Sturdyblogger is perplexed

The answer is: we owe this money, primarily, to the financial sector we went into debt to bail out.

Err, yes.

That\’s what the financial sector does you see, lends money to people.

9 comments on “Sturdyblogger is perplexed

  1. Erm, wasn’t the financial system screwed because it had lent loans of money to people who couldn’t repay it? So the extra cost of bailing out the banks (estimated to be £5-10bn I believe, when its all done and dusted) is neither here nor there when compared to the £1.4tn of personal debt out there.

    Even if you think the taxpayer will not get any of the £150bn it borrowed to pump into the banks back, that would still only be about 10% of the personal debt out there.

  2. Err, no. He means:
    “we owe this money, primarily, to the financial sector that the Labour government bailed out with taxpayers’ money”.

  3. Aren’t the largest sectors holding UK debt pension funds and insurance companies? These weren’t bailed out.

  4. His posts are quite confused really. To give an example, Japan is one of the largest external debtors, but it has bigger external assets, so on a net basis it is a huge external creditor.

  5. Isn’t this concept that ‘we all owe the debt to each other, so its all OK’ a bit flawed? Just because all the debts and assets in a country (say) net off, doesn’t mean that everything is fine.

    The debtors and the creditors are usually totally distinct. You either owe lots of money (via your mortgage and/or personal debt) or you don’t have a mortgage, own your house outright, and maybe have some savings too. Thus if enough debtors default, the creditors lose out too. If a large enough proportion of the debt defaults then we are all screwed because all the money that debt represents is gone. The whole house of cards falls down, which is pretty much what happened in 2007/8.

    Hence the necessity to keep overall debt levels in society below a certain level (what that should be is open to question) in order to prevent it from destabilising the whole economy.

  6. I don’t really get what you’re saying, Tim…it seems a valid point:

    1) The Financial Sector needed a large amount of money as a bail-out

    2) The government paid the Financial Sector a large amount of money

    3) The government now owes the Financial Sector a large amount of money to pay back the loan for a large amount of money it paid to the Financial Sector

    Tim adds: Put that way it does seem obvious. However, after the financial sector pays back all those loans (and we sell the shares in the banks etc) we’ll have lost perhaps £5-£10 billion on the whole deal. Might even make a profit. And then after that there’s still the £trillion of the national debt to go….

  7. Hi Tim, thanks for your reply – you’re right, there’s a wider national debt problem (and even £5-10 billion seems quite high to my mind!)

    Genuine couple of questions –

    a) What is the interest on the loans from the government to the financial sector which they’ll pay back (i.e. the interest the financial sector has to pay to the government)?
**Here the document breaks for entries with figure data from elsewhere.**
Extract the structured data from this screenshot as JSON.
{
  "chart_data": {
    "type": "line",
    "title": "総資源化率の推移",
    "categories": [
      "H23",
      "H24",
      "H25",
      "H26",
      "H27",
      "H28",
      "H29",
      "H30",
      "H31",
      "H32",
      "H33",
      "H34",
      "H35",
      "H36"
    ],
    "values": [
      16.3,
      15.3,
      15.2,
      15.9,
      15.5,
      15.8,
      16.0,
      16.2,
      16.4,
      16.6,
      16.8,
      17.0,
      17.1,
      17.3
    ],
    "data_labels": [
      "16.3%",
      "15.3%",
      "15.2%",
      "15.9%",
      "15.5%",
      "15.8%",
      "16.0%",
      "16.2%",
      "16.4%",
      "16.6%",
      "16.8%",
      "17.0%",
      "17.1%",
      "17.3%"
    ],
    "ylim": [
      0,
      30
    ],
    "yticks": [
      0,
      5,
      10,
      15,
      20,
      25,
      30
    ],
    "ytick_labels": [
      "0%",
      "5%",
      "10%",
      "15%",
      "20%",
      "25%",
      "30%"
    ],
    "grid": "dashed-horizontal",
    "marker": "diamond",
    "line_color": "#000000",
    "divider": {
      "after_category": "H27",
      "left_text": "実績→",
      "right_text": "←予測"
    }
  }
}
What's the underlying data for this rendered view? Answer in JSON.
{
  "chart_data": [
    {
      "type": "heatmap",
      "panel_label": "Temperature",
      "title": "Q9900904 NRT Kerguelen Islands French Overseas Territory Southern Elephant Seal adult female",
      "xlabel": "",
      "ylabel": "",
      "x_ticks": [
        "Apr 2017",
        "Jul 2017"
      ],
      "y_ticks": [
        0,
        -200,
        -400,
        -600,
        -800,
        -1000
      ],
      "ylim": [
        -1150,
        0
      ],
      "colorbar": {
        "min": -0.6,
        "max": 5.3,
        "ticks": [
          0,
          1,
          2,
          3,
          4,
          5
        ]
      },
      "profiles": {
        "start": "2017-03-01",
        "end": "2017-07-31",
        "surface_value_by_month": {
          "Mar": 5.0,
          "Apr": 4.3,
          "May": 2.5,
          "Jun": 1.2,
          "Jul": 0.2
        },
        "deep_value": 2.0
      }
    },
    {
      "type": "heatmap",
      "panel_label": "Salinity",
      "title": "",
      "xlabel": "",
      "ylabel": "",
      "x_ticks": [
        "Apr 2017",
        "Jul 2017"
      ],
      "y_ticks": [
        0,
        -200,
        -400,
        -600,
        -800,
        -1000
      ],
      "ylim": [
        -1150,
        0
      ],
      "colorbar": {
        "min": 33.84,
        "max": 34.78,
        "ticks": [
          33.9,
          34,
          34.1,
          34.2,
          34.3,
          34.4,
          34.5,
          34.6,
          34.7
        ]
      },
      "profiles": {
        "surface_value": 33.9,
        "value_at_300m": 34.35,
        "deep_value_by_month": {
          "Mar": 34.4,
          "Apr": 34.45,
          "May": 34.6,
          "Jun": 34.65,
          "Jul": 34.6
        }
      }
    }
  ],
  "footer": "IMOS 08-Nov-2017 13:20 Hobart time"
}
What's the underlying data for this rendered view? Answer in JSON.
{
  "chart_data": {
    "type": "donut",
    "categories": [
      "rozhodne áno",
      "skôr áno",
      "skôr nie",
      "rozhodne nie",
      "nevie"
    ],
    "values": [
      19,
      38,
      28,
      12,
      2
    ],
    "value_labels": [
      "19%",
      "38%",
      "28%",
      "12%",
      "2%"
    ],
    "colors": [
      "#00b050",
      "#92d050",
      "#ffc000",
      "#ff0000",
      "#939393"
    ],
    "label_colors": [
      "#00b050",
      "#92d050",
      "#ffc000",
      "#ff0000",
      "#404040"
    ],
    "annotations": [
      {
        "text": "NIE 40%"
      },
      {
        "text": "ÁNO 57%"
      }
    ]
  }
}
    b) What is the interest on the loans the government took out to pay the loans to the financial sector (i.e. the interest the government has to pay to the financial sector)?

    The importance probably isn’t the actual figures but whether b) is higher than a); as I say, I genuinely don’t know.

    Tim adds: I don’t know the rates, sorry. Except, I think at least, the government’s not paying any interest because it didn’t actually borrow the money. It printed it. Quantitative Easing, wasn’t it?

  8. The banks didn’t get just loans – they got some money at base rate, some guarantees and the government bought a lot of shares. Of course, the equivalent to interest on a loan, with shares, is your dividend. But one of the conditions of the share purchase was that the banks wouldn’t pay a dividend.

    So, if the bank is profitable enough to potentially pay some money to the shareholders (90% RBS is govt?) but not yet able to buy-back large quantities of its shares (you can pay the ‘interest’ but not all of the capital), it can’t pay any ‘interest’. Hence, it’s shares are less attractive to the non-govt investor, so the share price stays depressed, so the govt can’t make a profit from flogging off the shares either.

    You knew the politicians had bolloxed this up – didn’t you? (And, despite owning bank shares – I think the right thing would have been to let them go under and then step in with the retail deposit protection scheme.)